There are definitely some common misconceptions around those who have asthma, let's debunk them.


I was born with chronic asthma. My entire life, everything I ever chose to do depended on how my symptoms were doing that day. I always had an inhaler in reach, with a nurse and at my house.

I used to even take these pills that tasted like candy before bed every night just to be able to sleep soundly. There have always been questions every time I have to take my inhaler or worries about me not being able to participate in certain activities when in reality, I feel fine most of the time.

There are definitely some things people don't understand about a condition as common as asthma, so let's talk about them.

1. It's a lifelong condition.

There will always be room for improvement, but not a guarantee that it will go away forever. At the end of the day, the risk of inflammation is there for the entirety of one's life.

2. I won't die any sooner than you.

I always get asked if I will have lifelong complications due to my condition or if I need to take certain measures and precautions to ensure I live a long, healthy life. To be honest, everyone does. Not just the ones with the weaker lungs.
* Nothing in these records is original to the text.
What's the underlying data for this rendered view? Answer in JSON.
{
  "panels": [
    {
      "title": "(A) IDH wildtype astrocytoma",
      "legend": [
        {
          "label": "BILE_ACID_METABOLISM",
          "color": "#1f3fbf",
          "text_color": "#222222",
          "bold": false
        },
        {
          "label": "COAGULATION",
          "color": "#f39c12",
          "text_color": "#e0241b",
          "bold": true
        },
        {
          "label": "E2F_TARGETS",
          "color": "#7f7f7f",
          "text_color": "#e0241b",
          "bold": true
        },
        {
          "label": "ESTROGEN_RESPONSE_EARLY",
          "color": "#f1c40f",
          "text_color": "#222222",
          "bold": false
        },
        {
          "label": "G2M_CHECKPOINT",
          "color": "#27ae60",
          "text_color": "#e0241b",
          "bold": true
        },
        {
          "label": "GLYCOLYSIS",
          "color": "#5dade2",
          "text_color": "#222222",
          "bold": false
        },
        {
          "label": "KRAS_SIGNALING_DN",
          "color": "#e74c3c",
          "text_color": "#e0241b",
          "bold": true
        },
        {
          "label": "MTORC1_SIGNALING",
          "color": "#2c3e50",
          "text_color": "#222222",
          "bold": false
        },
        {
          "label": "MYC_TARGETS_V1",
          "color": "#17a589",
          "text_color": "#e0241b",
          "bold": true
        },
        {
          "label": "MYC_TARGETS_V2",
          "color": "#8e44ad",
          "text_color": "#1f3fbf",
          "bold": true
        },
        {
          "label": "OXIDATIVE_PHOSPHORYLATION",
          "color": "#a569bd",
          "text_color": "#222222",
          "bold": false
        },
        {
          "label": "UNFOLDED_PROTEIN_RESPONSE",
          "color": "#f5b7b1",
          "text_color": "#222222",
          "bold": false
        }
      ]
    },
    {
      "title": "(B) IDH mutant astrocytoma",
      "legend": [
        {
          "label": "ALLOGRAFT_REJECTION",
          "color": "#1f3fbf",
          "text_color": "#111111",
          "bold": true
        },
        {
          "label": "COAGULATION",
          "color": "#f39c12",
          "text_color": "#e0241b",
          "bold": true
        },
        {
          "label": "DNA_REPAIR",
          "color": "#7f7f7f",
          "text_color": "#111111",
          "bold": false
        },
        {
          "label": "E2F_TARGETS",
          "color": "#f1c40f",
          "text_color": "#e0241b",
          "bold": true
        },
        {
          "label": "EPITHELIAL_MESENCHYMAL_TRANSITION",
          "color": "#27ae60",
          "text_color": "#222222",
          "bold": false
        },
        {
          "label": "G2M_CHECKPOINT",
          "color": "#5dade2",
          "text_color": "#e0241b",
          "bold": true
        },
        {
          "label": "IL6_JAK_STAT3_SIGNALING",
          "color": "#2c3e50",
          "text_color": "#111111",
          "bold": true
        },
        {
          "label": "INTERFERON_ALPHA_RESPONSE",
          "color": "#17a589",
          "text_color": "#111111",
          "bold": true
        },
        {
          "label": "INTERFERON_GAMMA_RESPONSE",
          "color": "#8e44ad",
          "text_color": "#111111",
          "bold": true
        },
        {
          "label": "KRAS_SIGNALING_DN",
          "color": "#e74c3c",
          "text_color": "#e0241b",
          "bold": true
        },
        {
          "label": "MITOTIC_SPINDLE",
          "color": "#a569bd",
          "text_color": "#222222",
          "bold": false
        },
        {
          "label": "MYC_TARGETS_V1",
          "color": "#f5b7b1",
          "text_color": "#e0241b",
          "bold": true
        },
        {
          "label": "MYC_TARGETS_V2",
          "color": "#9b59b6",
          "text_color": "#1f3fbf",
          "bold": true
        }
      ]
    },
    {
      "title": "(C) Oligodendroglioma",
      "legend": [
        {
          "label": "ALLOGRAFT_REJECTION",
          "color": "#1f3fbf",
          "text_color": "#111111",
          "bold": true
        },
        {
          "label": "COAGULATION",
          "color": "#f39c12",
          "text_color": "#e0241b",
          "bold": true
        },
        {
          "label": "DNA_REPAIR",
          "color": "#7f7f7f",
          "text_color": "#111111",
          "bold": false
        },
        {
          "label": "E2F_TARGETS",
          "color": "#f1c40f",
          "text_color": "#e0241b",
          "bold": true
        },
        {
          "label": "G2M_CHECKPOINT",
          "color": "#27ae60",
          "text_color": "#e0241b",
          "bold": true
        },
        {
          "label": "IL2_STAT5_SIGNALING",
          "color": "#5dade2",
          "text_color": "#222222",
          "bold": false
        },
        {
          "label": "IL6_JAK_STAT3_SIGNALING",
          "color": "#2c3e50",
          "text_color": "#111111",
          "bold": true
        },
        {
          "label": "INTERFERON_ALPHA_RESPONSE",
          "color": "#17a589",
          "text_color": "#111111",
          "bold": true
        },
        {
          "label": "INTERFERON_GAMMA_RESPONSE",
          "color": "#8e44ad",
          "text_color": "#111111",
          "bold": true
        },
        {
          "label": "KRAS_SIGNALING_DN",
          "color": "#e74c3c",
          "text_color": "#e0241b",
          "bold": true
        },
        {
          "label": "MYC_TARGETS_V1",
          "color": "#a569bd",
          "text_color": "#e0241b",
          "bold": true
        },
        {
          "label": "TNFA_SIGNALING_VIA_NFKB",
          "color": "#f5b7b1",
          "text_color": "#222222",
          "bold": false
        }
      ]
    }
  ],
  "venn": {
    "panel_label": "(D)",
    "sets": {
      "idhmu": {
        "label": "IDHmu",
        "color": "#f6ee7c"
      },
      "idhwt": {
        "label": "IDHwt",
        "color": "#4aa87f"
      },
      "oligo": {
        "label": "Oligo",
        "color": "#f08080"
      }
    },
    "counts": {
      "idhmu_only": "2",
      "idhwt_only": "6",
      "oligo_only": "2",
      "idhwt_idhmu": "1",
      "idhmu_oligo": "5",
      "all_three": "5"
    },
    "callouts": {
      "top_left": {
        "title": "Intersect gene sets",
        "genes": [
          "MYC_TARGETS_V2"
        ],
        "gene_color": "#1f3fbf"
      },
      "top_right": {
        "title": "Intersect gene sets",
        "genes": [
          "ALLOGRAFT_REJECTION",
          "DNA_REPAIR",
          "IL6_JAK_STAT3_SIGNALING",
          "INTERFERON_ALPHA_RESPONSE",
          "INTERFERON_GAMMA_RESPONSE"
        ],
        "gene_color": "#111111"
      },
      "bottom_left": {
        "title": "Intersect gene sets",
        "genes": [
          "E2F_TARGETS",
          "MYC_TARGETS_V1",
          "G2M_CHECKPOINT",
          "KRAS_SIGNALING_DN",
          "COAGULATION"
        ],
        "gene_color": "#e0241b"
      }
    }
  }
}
Something like smoking cigarettes harms me as much as it harms you. In the end, the only reason someone with asthma's life is any shorter would be because they didn't take care of themselves properly; either by abusing or not taking the correct medication.

3. It's more common than you think.

Over 20 million Americans have been diagnosed with asthma. It ranges from minor to severe. Some people even go their whole lives without knowing they have mild asthma because it simply never truly affected their lives as much as normally perceived.

4. Boys are twice as likely to develop asthma than girls.

No one really knows why, but boys really drew the short end of the stick. They are more likely to not only develop asthma but also show more bronchial hyper-responsiveness and have positive allergy tests.

5. We are still capable of doing normal everyday things, just differently.

Depending on the medication you're on and the level of severity of your asthma, you may not have to sit out the soccer games or bail on camp. I, for example, can only do certain levels of physical activity in short bursts. However, it is still recommended every one does regular exercise to maintain healthy lifestyles.

6. Some say "it's all in your head."

Although things like anxiety and stress could trigger asthma attacks, asthma is very much a disease that affects the airways. It's a disease of inflammation that causes the lungs and the immune system to overreact to certain triggers in the air. Some people have more triggers than others and some reactions are more intense.

Everyone's different, but no one is just thinking it.